Cheniere Energy, Inc. (NYSE Amex: LNG) reported a net loss of $82.7million, or $1.70 per share (basic and diluted), for the first quarter of 2009 compared with a net loss of $49.9 million, or $1.06 per share (basic and diluted), during the corresponding period in 2008. The $32.8 million increase in net loss compared to the prior period was largely due to the $33.4 million increase in interest expense. The increase in interest expense was due to 1) less interest being capitalized due to the placement of a portion of the Sabine Pass LNG receiving terminal and the Creole Trail Pipeline into service and 2) the accrual of interest on the convertible debt incurred in the third quarter of 2008.
Losses from operations were $37.4 million for the first quarter of 2009 compared to $38.4 million for the corresponding period in 2008. LNG receiving terminal and pipeline development expenses decreased by $6.7 million and LNG receiving terminal and pipeline operating expenses and depreciation expenses increased by $8.7 million and $9.8 million, respectively, as the Sabine Pass LNG receiving terminal was placed into service during the second half of 2008. General and administrative expenses decreased $12.8 million to $17.8 million in the first quarter of 2009 primarily due to the restructuring initiatives implemented during 2008. General and administrative expenses include non-cash compensation expenses of approximately $3.9 million in the first quarter 2009 and $10.8 million in the comparable period in 2008.
During the first quarter, Cheniere Energy purchased an additional LNG commissioning cargo for the Sabine Pass LNG receiving terminal, received the first monthly capacity payment from Total LNG USA, Inc. under its terminal use agreement ("TUA") with Sabine Pass LNG, L.P. ("Sabine") for the month of April 2009 and received a cash distribution from Freeport LNG Development, L.P.
Cash and Cash Equivalents
Unrestricted cash and cash equivalents held by Cheniere Energy at March 31, 2009 were $81.5 million.

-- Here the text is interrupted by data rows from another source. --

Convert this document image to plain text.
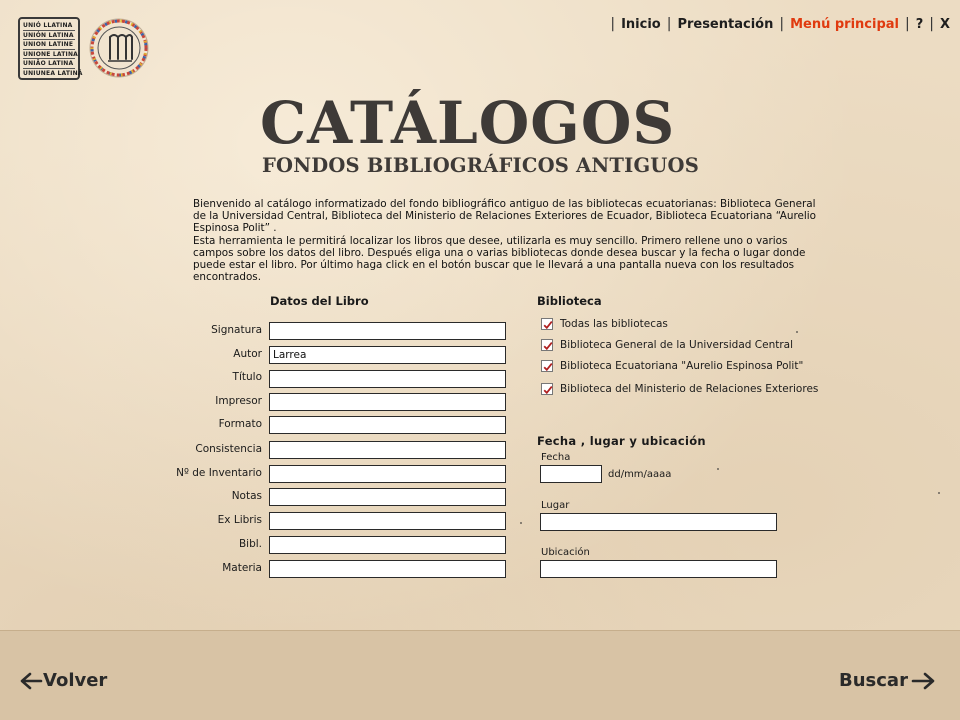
UNIÓ LLATINA
UNIÓN LATINA
UNION LATINE
UNIONE LATINA
UNIÃO LATINA
UNIUNEA LATINĂ
| Inicio | Presentación | Menú principal | ? | X
CATÁLOGOS
FONDOS BIBLIOGRÁFICOS ANTIGUOS
Bienvenido al catálogo informatizado del fondo bibliográfico antiguo de las bibliotecas ecuatorianas: Biblioteca General de la Universidad Central, Biblioteca del Ministerio de Relaciones Exteriores de Ecuador, Biblioteca Ecuatoriana “Aurelio Espinosa Polit” .
Esta herramienta le permitirá localizar los libros que desee, utilizarla es muy sencillo. Primero rellene uno o varios campos sobre los datos del libro. Después eliga una o varias bibliotecas donde desea buscar y la fecha o lugar donde puede estar el libro. Por último haga click en el botón buscar que le llevará a una pantalla nueva con los resultados encontrados.
Datos del Libro
Signatura
Autor
Larrea
Título
Impresor
Formato
Consistencia
Nº de Inventario
Notas
Ex Libris
Bibl.
Materia
Biblioteca
Todas las bibliotecas
Biblioteca General de la Universidad Central
Biblioteca Ecuatoriana "Aurelio Espinosa Polit"
Biblioteca del Ministerio de Relaciones Exteriores
Fecha , lugar y ubicación
Fecha
dd/mm/aaaa
Lugar
Ubicación
Volver	Buscar
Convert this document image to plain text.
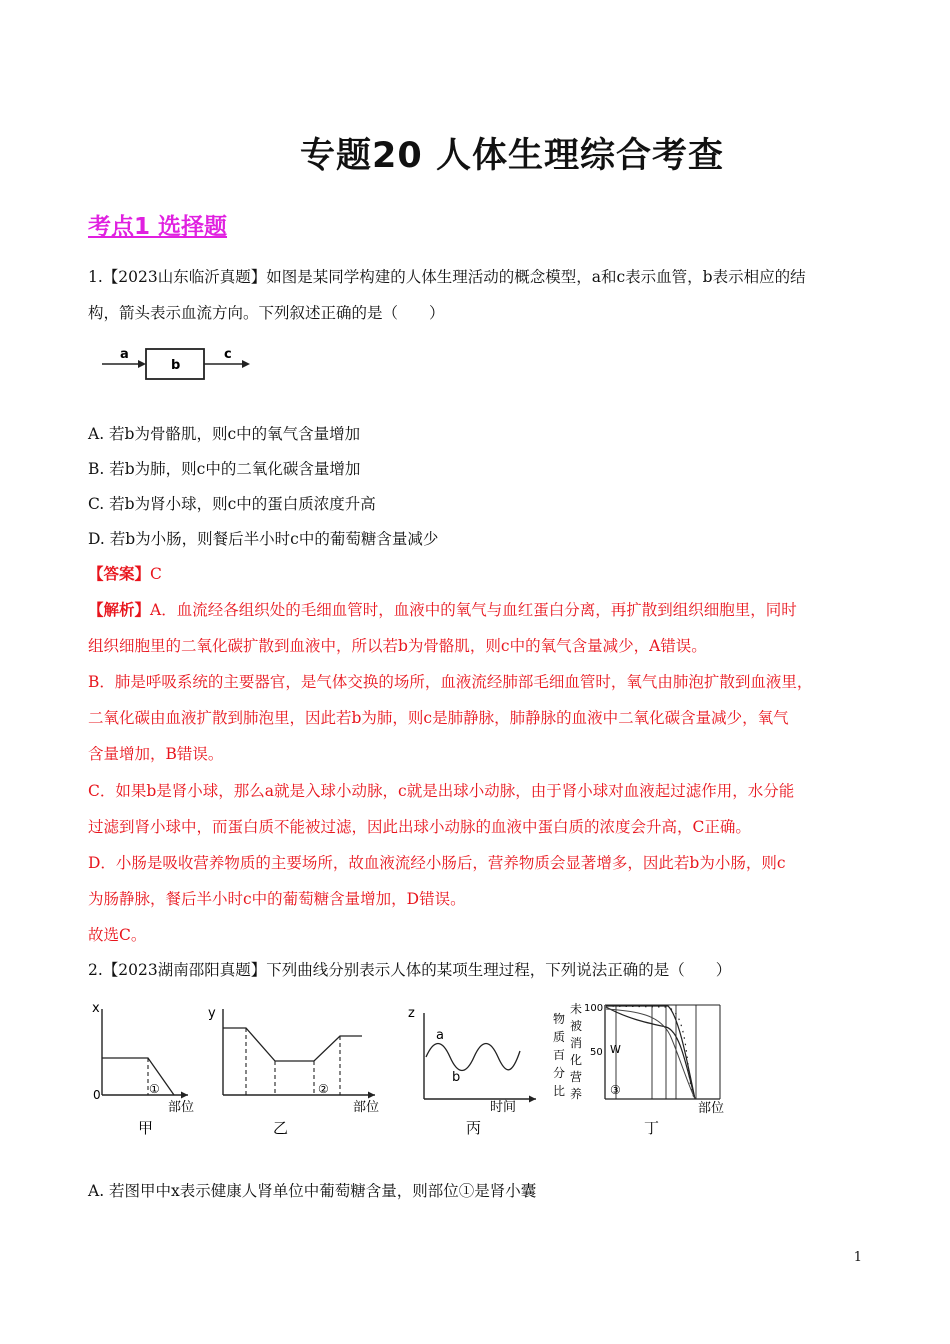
专题20 人体生理综合考查
考点1 选择题
1.【2023山东临沂真题】如图是某同学构建的人体生理活动的概念模型，a和c表示血管，b表示相应的结
构，箭头表示血流方向。下列叙述正确的是（　　）
a
b
c
A. 若b为骨骼肌，则c中的氧气含量增加
B. 若b为肺，则c中的二氧化碳含量增加
C. 若b为肾小球，则c中的蛋白质浓度升高
D. 若b为小肠，则餐后半小时c中的葡萄糖含量减少
【答案】C
【解析】A．血流经各组织处的毛细血管时，血液中的氧气与血红蛋白分离，再扩散到组织细胞里，同时
组织细胞里的二氧化碳扩散到血液中，所以若b为骨骼肌，则c中的氧气含量减少，A错误。
B．肺是呼吸系统的主要器官，是气体交换的场所，血液流经肺部毛细血管时，氧气由肺泡扩散到血液里，
二氧化碳由血液扩散到肺泡里，因此若b为肺，则c是肺静脉，肺静脉的血液中二氧化碳含量减少，氧气
含量增加，B错误。
C．如果b是肾小球，那么a就是入球小动脉，c就是出球小动脉，由于肾小球对血液起过滤作用，水分能
过滤到肾小球中，而蛋白质不能被过滤，因此出球小动脉的血液中蛋白质的浓度会升高，C正确。
D．小肠是吸收营养物质的主要场所，故血液流经小肠后，营养物质会显著增多，因此若b为小肠，则c
为肠静脉，餐后半小时c中的葡萄糖含量增加，D错误。
故选C。
2.【2023湖南邵阳真题】下列曲线分别表示人体的某项生理过程，下列说法正确的是（　　）
x
0	①
部位
甲
y
②
部位
乙
z
a
b
时间
丙
物
质
百
分
比
未
被
消
化
营
养
100
50 W
③
部位
丁
A. 若图甲中x表示健康人肾单位中葡萄糖含量，则部位①是肾小囊
1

Restricted cash and cash equivalents and treasury securities at March 31, 2009 were $409.1 million, of which $339.9 million were held at Cheniere Energy Partners, L.P. ("Cheniere Partners") and $69.2 million were held at Cheniere Energy. Restricted cash held by Cheniere Partners includes approximately $82.4 million in a permanent debt service account and $54.9 million for four months of interest as required under the indenture governing the Sabine Pass LNG senior secured notes, $32.8 million available for distributions to Cheniere Partners' common unit holders and general partner and $169.8 million for construction, working capital and general purposes.